Showing posts with label etymology. Show all posts
Showing posts with label etymology. Show all posts

Friday, 15 July 2011

Time to help the cat with it's etymology

He's always digging around in the levant over a thousand years ago when it was right here in English at both ends.

B is V.

Baccine (backseen or baxine)

Back seen - A 'back' was seen. Perhaps a human thief, running away?
Back scene - A memory?
Backs in - Part of that most hated of phrases 'Put your backs into it' ....the whip cracks!
Back sin - What is a position of sin which a missionary should never be in? Yes, doggy-style.

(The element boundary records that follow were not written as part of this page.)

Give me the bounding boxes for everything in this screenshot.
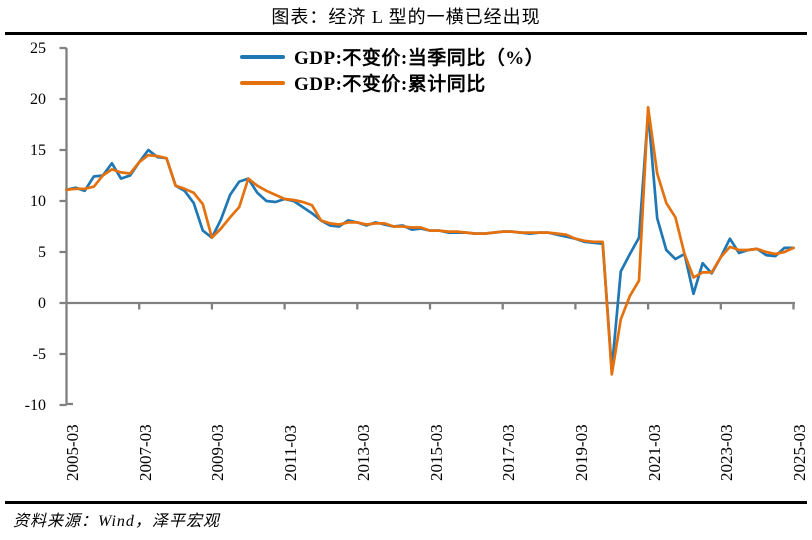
y-tick-label: 5 [38,244,46,261]
top-divider [5,32,807,35]
x-tick-label: 2025-03 [790,424,809,481]
series-line-quarterly [65,110,795,371]
page-title: 图表：经济 L 型的一横已经出现 [271,7,541,27]
bottom-divider [5,501,807,504]
source-note: 资料来源：Wind，泽平宏观 [13,513,220,530]
x-tick-label: 2011-03 [281,424,301,481]
y-tick-label: 10 [30,193,46,210]
y-tick-label: 0 [38,295,46,312]
x-tick-label: 2007-03 [135,424,155,481]
x-tick-label: 2015-03 [426,424,446,481]
series-line-cumulative [65,105,795,376]
x-tick-label: 2021-03 [644,424,664,481]
x-tick-label: 2017-03 [499,424,519,481]
legend-label-cumulative-yoy: GDP:不变价:累计同比 [294,74,486,95]
y-tick-label: 20 [30,91,46,108]
legend-label-quarterly-yoy: GDP:不变价:当季同比（%） [294,48,545,69]
y-tick-label: 15 [30,142,46,159]
legend-line-swatch-blue [240,54,285,59]
gdp-line-chart: GDP:不变价:当季同比（%） GDP:不变价:累计同比 25 20 15 10 5 0 -… [0,35,812,495]
axes [59,46,795,407]
x-tick-label: 2005-03 [63,424,82,481]
legend-line-swatch-orange [240,80,285,85]
legend-item-cumulative-yoy: GDP:不变价:累计同比 [240,70,544,95]
chart-legend: GDP:不变价:当季同比（%） GDP:不变价:累计同比 [240,44,544,95]
x-tick-label: 2013-03 [353,424,373,481]
x-tick-label: 2023-03 [717,424,737,481]
x-tick-label: 2009-03 [208,424,228,481]
y-tick-label: -10 [24,397,46,414]
x-tick-label: 2019-03 [571,424,591,481]
legend-item-quarterly-yoy: GDP:不变价:当季同比（%） [240,44,544,69]
y-tick-label: -5 [32,346,46,363]
y-tick-label: 25 [30,40,46,57]
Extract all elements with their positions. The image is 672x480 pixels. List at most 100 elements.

Could any of those have found their way into a small number of people's trauma encoded ancestral memories? Between this blog and C4A, we've now located over two dozen examples of traumatic past uses of the homonym in question.

Friday, 10 June 2011

ममसत्य

ममसत्य is the Sanskrit word for a being mine. There are three uses of this word that we are interested in. One is male, one is female, one is both.

One, the accepted version, is that it means a 'contest of ownership' although it employs a spurious grammatical anomaly, it should be ahamsatya if it means that.

In it's prima facie form, mamasatya is a place where you would 'mine' for 'beings' as one might mine for gems. This association with mining suggests that there may have been elves at work, way back in the Vedics. Inner visions, either stress-induced, or plant-induced, or both.

The final and rather obvious possibility is that the beings are babies and 'the being mine' is the place from which babies emerge.

We will instruct the spider elves to run a context check on all instances in the literature. Damn cat! Nearly scared the life out of me! Be good.